Einen entscheidenden Beitrag zum diversen Männerbild hat die schwule Community geleistet. Einige der Fotos entstanden zu einer Zeit, als Homosexualität noch strafbar war. Rechtliche Beschränkungen gibt es in manchen Ländern bis heute. In den 1970er Jahren fotografierten Künstler wie Peter Hujar, David Wojnarowicz und Sunil Gupta ihre schwule Community und sich selbst und sorgten so für eine neue Wahrnehmung von Männlichkeit.

Der Fotograf Peter Hujar fotografierte in den 1970er Jahren schwule Bekannte. Foto: 1987 The Peter Hujar Archive LLC Vergrößern
Der Fotograf Peter Hujar fotografierte in den 1970er Jahren schwule Bekannte. © 1987 The Peter Hujar Archive LLC

Aber wo Klischees aufbrechen, formen sich auch gleich neue, das zeigt die Arbeit „Gay Semiotics“ von Hal Fischer. Der Fotograf hat in San Francisco eine Art Typologie schwuler Dresscodes erstellt. Man erfährt, was Lederunterhosen oder rote Taschentücher bedeuten. Die Arbeit stammt von 1977 und ist bestimmt schon überholt. Die Nachwelt wird trotzdem vom Tennissocken-Dandy erfahren: Die Serie ist Teil der Sammlung des Museum of Modern Art.

Das Bild vom schwarzen Mann wird neu besetzt

Die Ausstellung schlittert durch den Zeitgeist und die Moden von sechs Jahrzehnten und sie adressiert auch die rassistischen Stereotype vom schönen schwarzen heterosexuellen Mann. Samuel Fosso kokettiert in stylishen Selbstporträts mit seinem Schwulsein.

Die poetischen homoerotischen Bilder des gebürtigen Nigerianers Rotimi Fani-Kayode entstanden auf dem Höhepunkt der Aidskrise und trotzten der Homophobie im damaligen Großbritannien.

[Gropius Bau, Niederkirchnerstr. 7, bis 10. 1. 2021, Sa–Mi 10–19 Uhr, Do+Fr 10 bis 21 Uhr, www.berlinerfestspiele.de]

Ganz am Ende des Parcours geht es um den weiblichen Blick auf den Mann. Hier erlaubt sich Annette Messager den Zoom auf den Schritt. Auch die wundervollen Arbeiten von Marianne Wex sind dabei. Wex hat bereits 1977 patriarchale Machtverhältnisse anhand von Körperhaltungen bei Männern und Frauen analysiert.
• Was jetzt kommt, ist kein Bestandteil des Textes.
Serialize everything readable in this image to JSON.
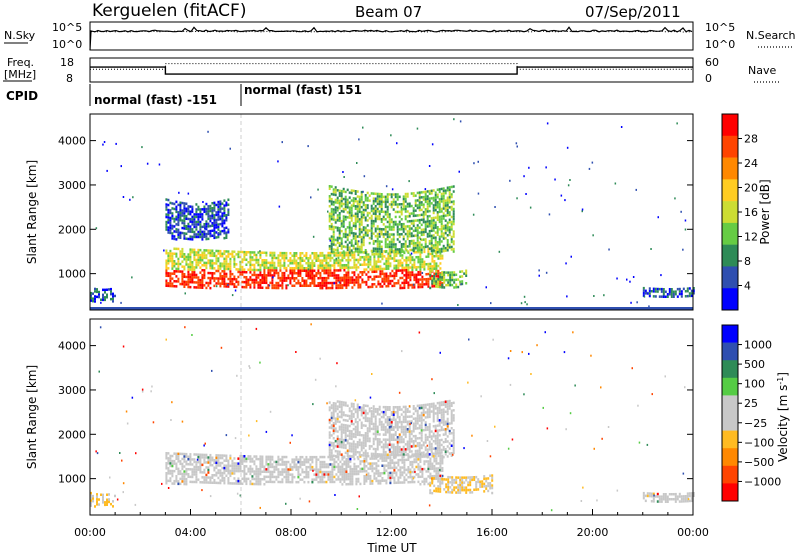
{
  "header": {
    "station": "Kerguelen (fitACF)",
    "beam": "Beam 07",
    "date": "07/Sep/2011"
  },
  "chart_data": [
    {
      "type": "line",
      "name": "noise-panel",
      "left_label": "N.Sky",
      "right_label": "N.Search",
      "left_ticks": [
        "10^5",
        "10^0"
      ],
      "right_ticks": [
        "10^5",
        "10^0"
      ],
      "series": [
        {
          "name": "N.Sky",
          "style": "solid"
        },
        {
          "name": "N.Search",
          "style": "dotted"
        }
      ]
    },
    {
      "type": "line",
      "name": "frequency-panel",
      "left_label_top": "Freq.",
      "left_label_bottom": "[MHz]",
      "right_label": "Nave",
      "left_ticks": [
        "18",
        "8"
      ],
      "right_ticks": [
        "60",
        "0"
      ],
      "ylim_left": [
        8,
        18
      ],
      "ylim_right": [
        0,
        60
      ],
      "x_hours": [
        0,
        3,
        3,
        17,
        17,
        24
      ],
      "freq_values": [
        14.2,
        14.2,
        11.3,
        11.3,
        14.2,
        14.2
      ],
      "nave_values": [
        32,
        32,
        46,
        46,
        32,
        32
      ]
    },
    {
      "type": "table",
      "name": "cpid-panel",
      "label": "CPID",
      "segments": [
        {
          "start_hour": 0,
          "end_hour": 6,
          "text": "normal (fast) -151"
        },
        {
          "start_hour": 6,
          "end_hour": 24,
          "text": "normal (fast) 151"
        }
      ]
    },
    {
      "type": "heatmap",
      "name": "power-panel",
      "ylabel": "Slant Range [km]",
      "colorbar_label": "Power [dB]",
      "xlim": [
        0,
        24
      ],
      "ylim": [
        180,
        4600
      ],
      "yticks": [
        1000,
        2000,
        3000,
        4000
      ],
      "colorbar_ticks": [
        "28",
        "24",
        "20",
        "16",
        "12",
        "8",
        "4"
      ],
      "colors": [
        "#0000ff",
        "#2f4fb0",
        "#2e8b57",
        "#66cc44",
        "#ccdd33",
        "#ffcc22",
        "#ff8800",
        "#ff4400",
        "#ff0000"
      ],
      "ground_scatter_range": 180,
      "features": [
        {
          "hours": [
            3.0,
            14.0
          ],
          "range_km": [
            700,
            1600
          ],
          "level": "high"
        },
        {
          "hours": [
            13.5,
            15.0
          ],
          "range_km": [
            700,
            1100
          ],
          "level": "medium"
        },
        {
          "hours": [
            3.0,
            5.5
          ],
          "range_km": [
            1800,
            2700
          ],
          "level": "low"
        },
        {
          "hours": [
            9.5,
            14.5
          ],
          "range_km": [
            1500,
            3000
          ],
          "level": "medium"
        },
        {
          "hours": [
            0.0,
            1.0
          ],
          "range_km": [
            400,
            700
          ],
          "level": "low"
        },
        {
          "hours": [
            22.0,
            24.0
          ],
          "range_km": [
            500,
            700
          ],
          "level": "low"
        }
      ]
    },
    {
      "type": "heatmap",
      "name": "velocity-panel",
      "ylabel": "Slant Range [km]",
      "colorbar_label": "Velocity [m s^-1]",
      "xlabel": "Time UT",
      "xlim": [
        0,
        24
      ],
      "ylim": [
        180,
        4600
      ],
      "yticks": [
        1000,
        2000,
        3000,
        4000
      ],
      "xticks": [
        "00:00",
        "04:00",
        "08:00",
        "12:00",
        "16:00",
        "20:00",
        "00:00"
      ],
      "colorbar_ticks": [
        "1000",
        "500",
        "100",
        "25",
        "−25",
        "−100",
        "−500",
        "−1000"
      ],
      "colors": [
        "#ff0000",
        "#ff4400",
        "#ff8800",
        "#ffbb22",
        "#c8c8c8",
        "#c8c8c8",
        "#55cc44",
        "#2e8b57",
        "#2f4fb0",
        "#0000ff"
      ],
      "features": [
        {
          "hours": [
            3.0,
            14.0
          ],
          "range_km": [
            900,
            1600
          ],
          "value": "ground"
        },
        {
          "hours": [
            9.5,
            14.5
          ],
          "range_km": [
            1500,
            2800
          ],
          "value": "ground"
        },
        {
          "hours": [
            13.5,
            16.0
          ],
          "range_km": [
            700,
            1100
          ],
          "value": "negative"
        },
        {
          "hours": [
            0.0,
            1.0
          ],
          "range_km": [
            400,
            700
          ],
          "value": "negative"
        },
        {
          "hours": [
            22.0,
            24.0
          ],
          "range_km": [
            500,
            700
          ],
          "value": "ground"
        }
      ]
    }
  ]
}
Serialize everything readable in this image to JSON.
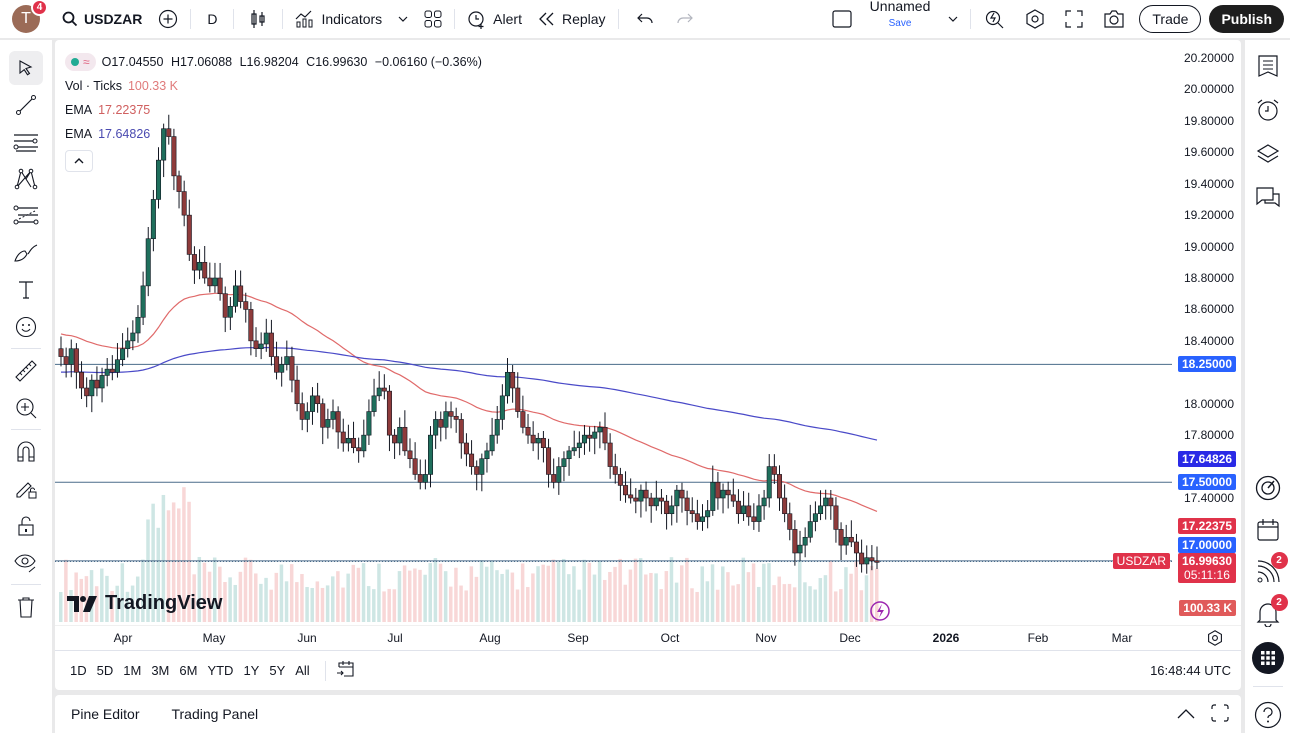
{
  "topbar": {
    "avatar_letter": "T",
    "avatar_badge": "4",
    "symbol": "USDZAR",
    "interval": "D",
    "indicators_label": "Indicators",
    "alert_label": "Alert",
    "replay_label": "Replay",
    "layout_name": "Unnamed",
    "layout_save": "Save",
    "trade_label": "Trade",
    "publish_label": "Publish"
  },
  "legend": {
    "open": "O17.04550",
    "high": "H17.06088",
    "low": "L16.98204",
    "close": "C16.99630",
    "change": "−0.06160 (−0.36%)",
    "vol_label": "Vol · Ticks",
    "vol_value": "100.33 K",
    "ema1_label": "EMA",
    "ema1_value": "17.22375",
    "ema2_label": "EMA",
    "ema2_value": "17.64826"
  },
  "colors": {
    "up": "#1f6f5c",
    "down": "#8e3b3b",
    "ema_fast": "#e06a6a",
    "ema_slow": "#4a4ac8",
    "hline": "#4a6b8a",
    "label_blue": "#2962ff",
    "label_ema_slow": "#2a2ae6",
    "label_red": "#e0324a"
  },
  "price_axis": {
    "ticks": [
      "20.20000",
      "20.00000",
      "19.80000",
      "19.60000",
      "19.40000",
      "19.20000",
      "19.00000",
      "18.80000",
      "18.60000",
      "18.40000",
      "18.00000",
      "17.80000",
      "17.40000"
    ],
    "labels": {
      "hline_high": "18.25000",
      "ema_slow": "17.64826",
      "hline_mid": "17.50000",
      "ema_fast": "17.22375",
      "hline_low": "17.00000",
      "symbol_tag": "USDZAR",
      "last_price": "16.99630",
      "countdown": "05:11:16",
      "volume": "100.33 K"
    }
  },
  "time_axis": {
    "labels": [
      "Apr",
      "May",
      "Jun",
      "Jul",
      "Aug",
      "Sep",
      "Oct",
      "Nov",
      "Dec",
      "2026",
      "Feb",
      "Mar"
    ]
  },
  "range_bar": {
    "ranges": [
      "1D",
      "5D",
      "1M",
      "3M",
      "6M",
      "YTD",
      "1Y",
      "5Y",
      "All"
    ],
    "clock": "16:48:44 UTC"
  },
  "bottom_panel": {
    "tabs": [
      "Pine Editor",
      "Trading Panel"
    ]
  },
  "watermark": "TradingView",
  "right_toolbar": {
    "streams_badge": "2",
    "alerts_badge": "2"
  },
  "chart_data": {
    "type": "candlestick",
    "symbol": "USDZAR",
    "interval": "D",
    "ylim": [
      16.8,
      20.3
    ],
    "hlines": [
      18.25,
      17.5,
      17.0
    ],
    "last_close": 16.9963,
    "ema_fast_last": 17.22375,
    "ema_slow_last": 17.64826,
    "closes": [
      18.3,
      18.25,
      18.35,
      18.2,
      18.1,
      18.05,
      18.15,
      18.1,
      18.18,
      18.22,
      18.2,
      18.28,
      18.35,
      18.4,
      18.45,
      18.55,
      18.75,
      19.05,
      19.3,
      19.55,
      19.75,
      19.7,
      19.45,
      19.35,
      19.2,
      18.95,
      18.85,
      18.9,
      18.8,
      18.75,
      18.8,
      18.7,
      18.55,
      18.62,
      18.75,
      18.65,
      18.6,
      18.4,
      18.35,
      18.38,
      18.45,
      18.3,
      18.2,
      18.25,
      18.3,
      18.15,
      18.0,
      17.9,
      17.95,
      18.05,
      18.0,
      17.85,
      17.9,
      17.95,
      17.82,
      17.75,
      17.78,
      17.72,
      17.7,
      17.8,
      17.95,
      18.05,
      18.1,
      18.08,
      17.8,
      17.75,
      17.85,
      17.7,
      17.65,
      17.55,
      17.5,
      17.55,
      17.8,
      17.9,
      17.85,
      17.95,
      17.92,
      17.9,
      17.75,
      17.68,
      17.6,
      17.55,
      17.65,
      17.7,
      17.8,
      17.9,
      18.05,
      18.2,
      18.1,
      17.95,
      17.85,
      17.8,
      17.75,
      17.78,
      17.72,
      17.55,
      17.5,
      17.6,
      17.65,
      17.7,
      17.72,
      17.75,
      17.8,
      17.78,
      17.82,
      17.85,
      17.75,
      17.6,
      17.55,
      17.48,
      17.42,
      17.4,
      17.38,
      17.45,
      17.4,
      17.35,
      17.4,
      17.38,
      17.3,
      17.35,
      17.45,
      17.4,
      17.32,
      17.3,
      17.25,
      17.28,
      17.32,
      17.5,
      17.4,
      17.45,
      17.42,
      17.38,
      17.3,
      17.35,
      17.28,
      17.25,
      17.35,
      17.4,
      17.6,
      17.55,
      17.4,
      17.3,
      17.2,
      17.05,
      17.1,
      17.15,
      17.25,
      17.3,
      17.35,
      17.4,
      17.35,
      17.2,
      17.1,
      17.15,
      17.12,
      17.05,
      16.98,
      17.02,
      17.0,
      16.9963
    ]
  }
}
In großen Bildtafeln hat sie das breitbeinige Sitzen des Mannes dokumentiert, lange bevor das Wort „Man-Spreading“ zum ersten Mal fiel. Sehr komisch und sehr wahr sind auch ihre Beobachtungen zu den „besitzanzeigenden Griffen“ beim Mann. Ana Mendieta, der 2018 eine große Einzelausstellung im Gropius Bau gewidmet war, klebt sich einen Schnurrbart an.

Es sind großartige Bilderserien, die höchstens subtil streifen, was in der Ausstellung kaum vorkommt: der brutale, dominante, sexistische Mann. Dabei ist der gerade wieder sehr aktuell.